Este ano, assistimos a vários recordes mundiais, alguns deles que resistiam algumas dezenas de anos. A nova tecnologia dos sapatos é apresentada como a grande responsável por tal evolução. Mitch Phillips abordou este tema da seguinte forma.
Quando o presidente da World Athletics, Sebastian Coe, começou a sua análise do ano destacando “algumas performances de cair o queixo”, ele resumiu perfeitamente o paradoxo atual da modalidade – as pessoas ficam surpreendidas com o que estão a ver, mas não necessariamente impressionadas.
Durante décadas, enormes recordes mundiais foram recebidos frequentemente com uma suposição cansativa de doping, mas muitos dos recordes ainda maiores de hoje, são o resultado de “tecnologia do aprimoramento de desempenho”.
O “cair do queixo” é frequentemente acompanhado por um balançar de cabeça, uma vez que uma sucessão de atuações surpreendentes na pista e na estrada, deixou os fãs totalmente desconcertados.

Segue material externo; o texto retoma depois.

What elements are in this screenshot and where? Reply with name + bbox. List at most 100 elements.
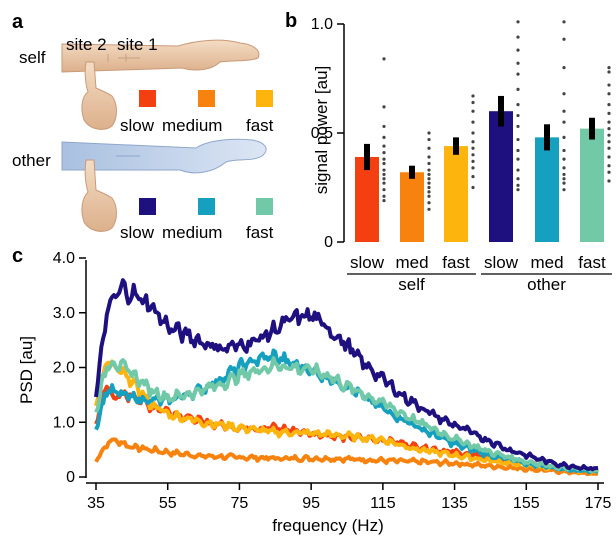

Ilustrando perfeitamente o problema, a final masculina olímpica dos 400 metros barreiras em Tóquio neste ano, foi amplamente aclamada como uma das maiores corridas da história.
O recorde mundial do norte-americano Kevin Young de 46,78 segundos tinha 29 anos, antes de o norueguês Karsten Warholm superá-lo finalmente em oitenta centésimos em Oslo, em Julho.
Em Tóquio, Warholm marcou incríveis 45,94 segundos, enquanto o norte-americano Rai Benjamin e o brasileiro Alison do Santos também estiveram dentro da marca de Young, intocável durante quase três décadas.
Como os céticos não reagiram com adulação, mas com perguntas sobre o impacto aparentemente óbvio dos novos espigões de sola grossa e banhados a carbono e a pista de Tóquio com “retorno de energia”, Benjamin respondeu que poderia ter feito isso em qualquer lugar.
“Ninguém vai fazer o que acabámos de fazer”, disse ele. “Kevin Young, Edwin Moses (que bateu o recorde mundial por quatro vezes e ganhou duas medalhas de ouro olímpicas em 10 anos com 122 vitórias consecutivas), respeito esses atletas, mas eles não puderam correr o que acabámos de correr.”
História semelhante
Foi uma história semelhante, embora com margens menores, no evento feminino, onde Sydney McLaughlin e Dalilah Muhammad correram dentro do recorde mundial pré-Jogos de McLaughlin e quase um segundo mais rápido do que a marca estabelecida pela russa Yuliya Pechonkina em 2003, que durou 16 anos.
Claro, os tempos ficaram sempre mais rápidos e as inovações técnicas ajudaram, mas os recordes vistos agora, estão, nas palavras do próprio Warholm, “tirando a credibilidade da nossa modalidade” enquanto ele criticava bizarramente os sapatos de carbono de Benjamin por terem solas mais grossas que os seus.
Um dos outros destaques do programa Olímpico de Tóquio foi a obtenção sem precedentes dos títulos dos 100 e 200 m pela jamaicana Elaine Thompson-Herah, pois, também auxiliada pelos picos de carbono, ela aproximou-se dos tempos extraordinários e extremamente duvidosos estabelecidos pela falecida Florence Griffith Joyner em 1988.
É uma história semelhante nas estradas, onde as regras de design de sapatos da World Athletics para 2020 devem ser um dos maiores exemplos de fechar a porta do estábulo depois de o cavalo não apenas ter fugido, mas desaparecido nas colinas.
Os recordes continuam a cair em todos os níveis e este ano viu quase dois minutos varridos do recorde mundial da meia-maratona feminina.
Coe diz que é inútil agora tentar colocar essas performances aparentemente estupendas no contexto histórico e por exemplo, no caso das duas provas de 400 m barreiras, ele está certo de que os fãs deveriam sentar-se e apenas apreciar o impressionante confronto direto no maior palco de todos.
No entanto, talvez o evento mais edificante do ano do atletismo não tenha apresentado um recorde, ou um vencedor absoluto, já que Mutaz Essa Barshim do Qatar e o italiano Gianmarco Tamberi encontraram-se igualados após três falhas a 2,39 metros na final olímpica do salto em altura.
Barshim perguntou a um juiz: “Podemos ter duas medalhas de ouro?” E quando ele disse “sim”, e os dois explodiram de alegria, foi realmente um dos grandes momentos olímpicos.